In psychometrics, you might have discrete measurements (e.g. on a scale from 1 to 4), but still assume that those measurements represent an underlying continuous process.
I am trying to produce a plot that depicts these discrete measurements and the underlying distribution.
So far I haven't managed to get what I produced. The best I have come up so far is trying to overlay the density plot on a histogram. But there is a mismatch between the scale of the histogram densities and the scale of the density line:
library(ggplot2)
var1 <- c(rep(1, times = 50),
rep(2, times = 60),
rep(3, times = 40),
rep(4, times = 30))
df <- as.data.frame(var1)
ggplot(df, aes(x=var1)) +
geom_line(aes(y=..density..),stat = 'density') +
geom_histogram(aes(y=..density..))
#> `stat_bin()` using `bins = 30`. Pick better value with `binwidth`.
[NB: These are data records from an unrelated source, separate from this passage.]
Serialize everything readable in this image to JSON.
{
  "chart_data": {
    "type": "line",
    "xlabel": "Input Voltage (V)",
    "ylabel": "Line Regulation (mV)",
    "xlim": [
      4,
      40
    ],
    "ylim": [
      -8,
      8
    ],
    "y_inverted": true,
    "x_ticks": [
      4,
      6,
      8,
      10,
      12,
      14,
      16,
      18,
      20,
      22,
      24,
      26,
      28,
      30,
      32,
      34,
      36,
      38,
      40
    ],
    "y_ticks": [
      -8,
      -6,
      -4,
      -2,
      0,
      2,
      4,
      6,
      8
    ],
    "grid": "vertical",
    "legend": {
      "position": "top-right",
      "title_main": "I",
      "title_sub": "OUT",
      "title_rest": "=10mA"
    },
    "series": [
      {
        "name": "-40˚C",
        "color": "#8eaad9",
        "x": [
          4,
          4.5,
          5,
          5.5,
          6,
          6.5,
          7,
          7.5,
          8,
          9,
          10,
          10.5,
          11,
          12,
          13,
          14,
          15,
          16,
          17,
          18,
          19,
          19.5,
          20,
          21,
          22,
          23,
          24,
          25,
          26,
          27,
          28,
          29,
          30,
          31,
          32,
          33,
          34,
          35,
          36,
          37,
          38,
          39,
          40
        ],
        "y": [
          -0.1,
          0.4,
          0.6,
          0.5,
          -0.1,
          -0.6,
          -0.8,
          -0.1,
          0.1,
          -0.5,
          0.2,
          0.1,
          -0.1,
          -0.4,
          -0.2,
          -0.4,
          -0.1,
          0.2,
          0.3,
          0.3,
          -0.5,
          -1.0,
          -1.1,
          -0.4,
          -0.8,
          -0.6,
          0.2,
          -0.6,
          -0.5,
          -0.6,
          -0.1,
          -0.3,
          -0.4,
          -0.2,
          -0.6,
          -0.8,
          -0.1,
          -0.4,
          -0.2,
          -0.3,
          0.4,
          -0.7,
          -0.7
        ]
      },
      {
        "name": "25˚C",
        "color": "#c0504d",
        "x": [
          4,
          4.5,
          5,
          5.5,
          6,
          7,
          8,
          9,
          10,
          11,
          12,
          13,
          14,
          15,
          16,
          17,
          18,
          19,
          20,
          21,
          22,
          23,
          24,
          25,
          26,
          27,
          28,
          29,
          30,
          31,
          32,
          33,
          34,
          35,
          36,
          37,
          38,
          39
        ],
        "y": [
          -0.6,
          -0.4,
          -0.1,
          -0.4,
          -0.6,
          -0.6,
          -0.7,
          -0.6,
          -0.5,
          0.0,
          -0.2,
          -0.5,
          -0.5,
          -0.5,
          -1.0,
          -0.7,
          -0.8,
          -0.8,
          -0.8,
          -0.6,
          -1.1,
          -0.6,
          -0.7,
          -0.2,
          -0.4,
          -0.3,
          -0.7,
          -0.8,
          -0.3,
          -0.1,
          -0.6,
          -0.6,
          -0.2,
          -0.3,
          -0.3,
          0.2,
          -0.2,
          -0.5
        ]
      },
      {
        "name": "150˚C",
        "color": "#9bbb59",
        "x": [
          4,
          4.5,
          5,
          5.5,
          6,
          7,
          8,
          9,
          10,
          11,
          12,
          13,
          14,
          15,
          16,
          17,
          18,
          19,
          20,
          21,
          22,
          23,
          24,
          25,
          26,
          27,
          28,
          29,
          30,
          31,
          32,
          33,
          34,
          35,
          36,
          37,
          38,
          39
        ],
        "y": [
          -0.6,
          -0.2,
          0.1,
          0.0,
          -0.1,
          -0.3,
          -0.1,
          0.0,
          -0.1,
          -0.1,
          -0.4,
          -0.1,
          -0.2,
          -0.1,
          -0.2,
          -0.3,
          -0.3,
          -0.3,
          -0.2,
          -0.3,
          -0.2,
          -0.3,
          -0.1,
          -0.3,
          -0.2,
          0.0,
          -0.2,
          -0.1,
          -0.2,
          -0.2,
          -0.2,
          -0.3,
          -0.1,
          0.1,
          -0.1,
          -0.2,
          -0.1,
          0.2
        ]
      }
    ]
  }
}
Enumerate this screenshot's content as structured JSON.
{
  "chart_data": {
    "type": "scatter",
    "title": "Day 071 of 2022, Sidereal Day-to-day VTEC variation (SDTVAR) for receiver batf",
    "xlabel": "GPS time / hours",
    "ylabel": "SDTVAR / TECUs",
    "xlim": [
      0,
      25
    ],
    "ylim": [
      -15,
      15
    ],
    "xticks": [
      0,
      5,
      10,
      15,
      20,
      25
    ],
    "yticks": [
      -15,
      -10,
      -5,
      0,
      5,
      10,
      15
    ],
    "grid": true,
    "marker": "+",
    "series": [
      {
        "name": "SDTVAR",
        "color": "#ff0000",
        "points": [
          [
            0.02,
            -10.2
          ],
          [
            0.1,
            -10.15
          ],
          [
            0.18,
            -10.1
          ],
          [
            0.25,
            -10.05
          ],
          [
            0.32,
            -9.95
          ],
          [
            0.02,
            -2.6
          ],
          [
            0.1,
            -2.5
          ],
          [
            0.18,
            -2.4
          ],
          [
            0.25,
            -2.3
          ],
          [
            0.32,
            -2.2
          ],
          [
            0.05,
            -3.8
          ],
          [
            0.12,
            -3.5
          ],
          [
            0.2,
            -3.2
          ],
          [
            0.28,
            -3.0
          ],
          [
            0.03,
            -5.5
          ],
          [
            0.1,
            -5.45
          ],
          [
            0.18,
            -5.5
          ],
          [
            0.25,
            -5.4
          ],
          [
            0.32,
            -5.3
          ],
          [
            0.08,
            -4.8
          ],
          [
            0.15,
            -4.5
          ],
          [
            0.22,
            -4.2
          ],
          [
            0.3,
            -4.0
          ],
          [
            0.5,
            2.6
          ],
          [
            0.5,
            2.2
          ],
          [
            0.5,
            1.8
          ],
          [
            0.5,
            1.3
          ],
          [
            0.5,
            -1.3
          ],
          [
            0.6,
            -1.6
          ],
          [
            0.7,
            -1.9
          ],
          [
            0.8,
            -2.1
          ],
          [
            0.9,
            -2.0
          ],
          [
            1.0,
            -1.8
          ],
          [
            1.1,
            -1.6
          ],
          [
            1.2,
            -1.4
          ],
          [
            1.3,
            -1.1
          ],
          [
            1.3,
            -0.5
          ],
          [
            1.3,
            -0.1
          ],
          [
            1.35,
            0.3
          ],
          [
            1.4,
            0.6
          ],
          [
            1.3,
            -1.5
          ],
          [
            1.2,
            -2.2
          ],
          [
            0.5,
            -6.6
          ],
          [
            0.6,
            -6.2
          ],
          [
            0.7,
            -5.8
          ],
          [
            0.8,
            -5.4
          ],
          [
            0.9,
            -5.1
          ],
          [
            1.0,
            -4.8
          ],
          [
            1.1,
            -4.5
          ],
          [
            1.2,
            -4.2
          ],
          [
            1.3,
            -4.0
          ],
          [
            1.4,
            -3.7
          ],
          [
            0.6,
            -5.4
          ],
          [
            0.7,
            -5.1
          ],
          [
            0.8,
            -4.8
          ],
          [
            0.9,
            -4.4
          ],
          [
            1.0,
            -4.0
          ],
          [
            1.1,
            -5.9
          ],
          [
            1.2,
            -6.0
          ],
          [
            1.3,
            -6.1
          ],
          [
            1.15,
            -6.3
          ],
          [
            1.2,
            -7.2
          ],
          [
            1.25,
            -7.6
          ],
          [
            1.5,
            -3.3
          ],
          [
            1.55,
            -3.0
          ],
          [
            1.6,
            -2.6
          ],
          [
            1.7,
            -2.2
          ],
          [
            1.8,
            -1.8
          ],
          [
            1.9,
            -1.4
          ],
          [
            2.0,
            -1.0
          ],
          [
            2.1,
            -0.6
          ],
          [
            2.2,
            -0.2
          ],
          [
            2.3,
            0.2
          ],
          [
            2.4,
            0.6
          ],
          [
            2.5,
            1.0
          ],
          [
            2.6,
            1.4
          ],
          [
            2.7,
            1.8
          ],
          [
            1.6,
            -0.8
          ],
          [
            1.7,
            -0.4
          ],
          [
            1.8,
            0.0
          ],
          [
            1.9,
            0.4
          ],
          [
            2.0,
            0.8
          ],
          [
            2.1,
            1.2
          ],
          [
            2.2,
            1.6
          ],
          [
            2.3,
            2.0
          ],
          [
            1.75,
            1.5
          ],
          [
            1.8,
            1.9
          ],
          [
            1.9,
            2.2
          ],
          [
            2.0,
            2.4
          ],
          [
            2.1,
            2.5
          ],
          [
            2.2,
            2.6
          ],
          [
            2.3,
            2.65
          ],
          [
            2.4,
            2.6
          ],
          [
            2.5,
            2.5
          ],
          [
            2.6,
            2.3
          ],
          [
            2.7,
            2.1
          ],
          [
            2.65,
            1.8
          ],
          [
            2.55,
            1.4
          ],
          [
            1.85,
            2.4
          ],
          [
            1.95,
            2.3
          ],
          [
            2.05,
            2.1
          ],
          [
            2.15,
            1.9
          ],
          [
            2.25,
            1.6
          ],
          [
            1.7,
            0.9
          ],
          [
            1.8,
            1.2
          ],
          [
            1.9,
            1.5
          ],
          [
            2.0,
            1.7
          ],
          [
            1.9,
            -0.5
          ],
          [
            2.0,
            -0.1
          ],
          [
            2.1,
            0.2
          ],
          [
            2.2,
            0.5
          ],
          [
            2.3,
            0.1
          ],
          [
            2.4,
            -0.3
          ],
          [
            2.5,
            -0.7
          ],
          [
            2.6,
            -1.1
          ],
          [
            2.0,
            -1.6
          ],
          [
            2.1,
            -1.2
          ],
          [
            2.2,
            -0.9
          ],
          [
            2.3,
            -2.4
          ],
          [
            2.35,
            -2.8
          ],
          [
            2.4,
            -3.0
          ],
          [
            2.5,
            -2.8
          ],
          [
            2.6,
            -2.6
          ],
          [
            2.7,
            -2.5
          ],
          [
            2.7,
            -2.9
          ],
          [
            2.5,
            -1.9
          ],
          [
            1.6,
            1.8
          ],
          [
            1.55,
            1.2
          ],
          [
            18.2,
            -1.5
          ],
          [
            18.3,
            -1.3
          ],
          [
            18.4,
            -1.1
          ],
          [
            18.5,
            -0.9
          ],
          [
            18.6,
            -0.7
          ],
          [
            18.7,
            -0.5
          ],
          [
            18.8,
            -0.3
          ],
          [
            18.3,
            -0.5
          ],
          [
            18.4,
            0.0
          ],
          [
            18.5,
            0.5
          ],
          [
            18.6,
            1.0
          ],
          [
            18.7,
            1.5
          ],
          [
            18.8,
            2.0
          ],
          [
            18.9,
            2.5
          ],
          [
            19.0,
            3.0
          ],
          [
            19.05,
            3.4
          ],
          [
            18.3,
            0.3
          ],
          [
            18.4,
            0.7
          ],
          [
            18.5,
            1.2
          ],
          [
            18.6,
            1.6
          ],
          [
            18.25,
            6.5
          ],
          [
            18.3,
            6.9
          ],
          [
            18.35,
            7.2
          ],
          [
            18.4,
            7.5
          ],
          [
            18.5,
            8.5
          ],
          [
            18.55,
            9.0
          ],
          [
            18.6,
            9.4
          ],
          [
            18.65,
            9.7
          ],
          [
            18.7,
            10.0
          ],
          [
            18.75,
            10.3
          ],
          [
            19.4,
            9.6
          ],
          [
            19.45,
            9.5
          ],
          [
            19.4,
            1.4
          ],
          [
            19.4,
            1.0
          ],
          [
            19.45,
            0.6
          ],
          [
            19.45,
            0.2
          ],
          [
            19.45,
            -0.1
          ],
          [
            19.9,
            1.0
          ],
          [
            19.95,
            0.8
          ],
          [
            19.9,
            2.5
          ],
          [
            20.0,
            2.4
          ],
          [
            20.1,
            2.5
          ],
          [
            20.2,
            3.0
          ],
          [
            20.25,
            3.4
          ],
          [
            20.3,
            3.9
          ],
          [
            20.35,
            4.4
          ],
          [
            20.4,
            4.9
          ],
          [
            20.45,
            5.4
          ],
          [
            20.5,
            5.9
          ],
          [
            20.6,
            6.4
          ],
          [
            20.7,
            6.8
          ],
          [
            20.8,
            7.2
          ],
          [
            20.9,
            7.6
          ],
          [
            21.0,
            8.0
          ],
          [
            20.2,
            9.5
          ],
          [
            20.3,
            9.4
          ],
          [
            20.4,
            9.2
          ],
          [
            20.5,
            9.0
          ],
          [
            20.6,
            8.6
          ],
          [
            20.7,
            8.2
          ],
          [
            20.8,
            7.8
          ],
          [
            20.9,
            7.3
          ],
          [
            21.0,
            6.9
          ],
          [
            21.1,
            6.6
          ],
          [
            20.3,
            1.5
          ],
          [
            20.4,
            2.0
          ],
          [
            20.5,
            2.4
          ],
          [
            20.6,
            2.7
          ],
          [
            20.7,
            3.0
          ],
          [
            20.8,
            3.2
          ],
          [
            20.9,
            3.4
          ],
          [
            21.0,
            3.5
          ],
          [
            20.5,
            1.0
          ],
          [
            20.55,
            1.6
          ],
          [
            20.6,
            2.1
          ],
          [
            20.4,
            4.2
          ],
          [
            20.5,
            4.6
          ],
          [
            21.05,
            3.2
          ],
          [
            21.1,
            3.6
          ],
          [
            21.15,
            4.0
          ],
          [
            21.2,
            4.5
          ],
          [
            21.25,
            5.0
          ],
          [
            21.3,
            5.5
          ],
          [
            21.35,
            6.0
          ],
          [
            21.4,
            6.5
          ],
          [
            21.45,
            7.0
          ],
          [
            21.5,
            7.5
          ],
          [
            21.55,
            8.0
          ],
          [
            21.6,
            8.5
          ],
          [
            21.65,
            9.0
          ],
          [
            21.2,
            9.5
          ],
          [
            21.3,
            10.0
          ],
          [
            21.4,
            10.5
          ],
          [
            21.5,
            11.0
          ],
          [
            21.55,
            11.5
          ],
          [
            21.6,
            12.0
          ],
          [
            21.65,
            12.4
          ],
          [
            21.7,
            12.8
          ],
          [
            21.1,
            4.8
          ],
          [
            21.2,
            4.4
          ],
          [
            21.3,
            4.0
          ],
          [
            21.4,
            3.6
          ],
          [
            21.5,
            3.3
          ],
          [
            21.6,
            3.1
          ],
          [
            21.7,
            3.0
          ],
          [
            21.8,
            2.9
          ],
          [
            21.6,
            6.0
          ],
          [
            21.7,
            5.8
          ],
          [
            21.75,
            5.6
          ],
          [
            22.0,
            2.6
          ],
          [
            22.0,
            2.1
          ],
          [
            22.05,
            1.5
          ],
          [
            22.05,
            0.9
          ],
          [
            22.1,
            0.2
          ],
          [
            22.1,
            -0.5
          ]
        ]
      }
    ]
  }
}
My understanding is that I am looking at two different density functions:
- on the histogram, I oversample some parts of the distribution and undersample others, which produces "distorted" density estimates compared to
- the density line, where the density estimate is computed the whole (continuous) range of values on my interval.
... is there a way to get both functions to the same scale (or if not, maybe someone has a clue why it makes no statistical sense to try and do that).
Thanks!